If we take a biopsy of heart muscle tissue from a heart with takotsubo, we can use a microscope to see what happens to the cells. The huge rush of adrenaline and other stress hormones damages the specialised proteins inside the cells; these proteins act as machinery for the cells to contact and cause the heart to pup. Some studies have shown that the various parts of the muscle cells including the mitochondria (the parts of a cell that deliver power to that cell) are damaged. Takotsubo heart cells experience widespread damage, probably from a kind of internal overdose of adrenaline.

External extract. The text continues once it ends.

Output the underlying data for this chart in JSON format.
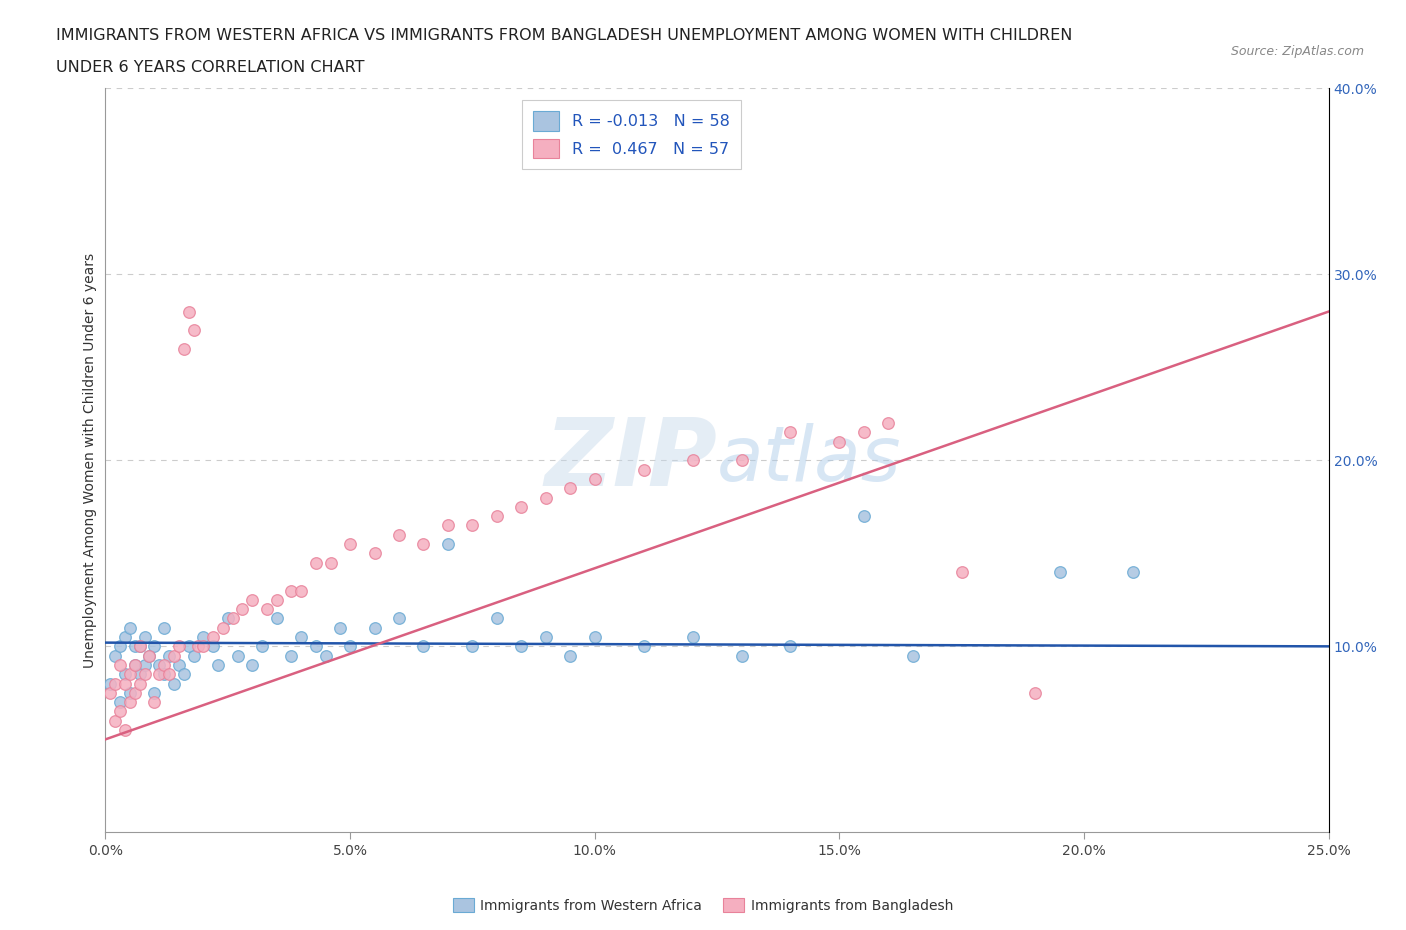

This is where the heart is pretty cool, but also pretty vulnerable. Heart muscle cells are amazing. To squeeze and pump, heart muscle cells need blood, which has glucose and oxygen for energy and electrolytes like calcium, potassium and sodium, to move in and out of the cell. The blood also takes away waste products such as carbon dioxide. Once you give the heart muscle cells the energy they need and remove the waste products they don’t, they contract and shorten. When you have a whole heart worth of muscle cells getting blood, you have a heart that pumps with every beat. However, take away this blood delivery and removal system, and the heart muscle cells go out to lunch. Take it away for long enough and those cells can die. With enough cardiac muscle damage you will have a heart that isn’t interested in pumping.

The weaker sex?
AS much as society may like to pin takotsubo on women because they’re perceived as more emotional, it’s probably not quite that straightforward. In fact, many other cellular processes, body signals and hormones are responsible here, and medical science is still trying to work them out. Factors such as the way the body handles fatty acids or glucose are at play. Fatty acids and glucose provide energy for cells to perform their basic processes, such as moving, making protein or even growing and dividing. In sick cells, such as in takotsubo, there could be a problem with the muscles cells’ ability to effectively use this energy source.
Oestrogen protects the heart, so when oestrogen starts to decline in menopause, the heart may be more vulnerable, particularly the blood vessels of the heart, which can be extra reactive. This may account for the fact that women are afflicted by takotsubo more than men. But we don’t yet full understand why some people get this, or what level of stress will start the process.
A heart affected by takotsubo cardiomyopathy can get very sick. And that in turn can make its owner very sick. There’s no actual cure. We use treatments that are broadly termed “supportive care”; medicines that take the strain off the sick heart; medicines that oppose the ill effects of these adrenaline-type hormones; and medicines that relax blood vessels to make the heart’s job a little easier. Sicker patients might need medicines to help the heart pump or raise the blood pressure so that all the other vital organs receive blood. Most people with takotsubo make a perfectly fine recovery, as the heart recovers from the stress hormone storm. Some do not, and some even die of their broken heart.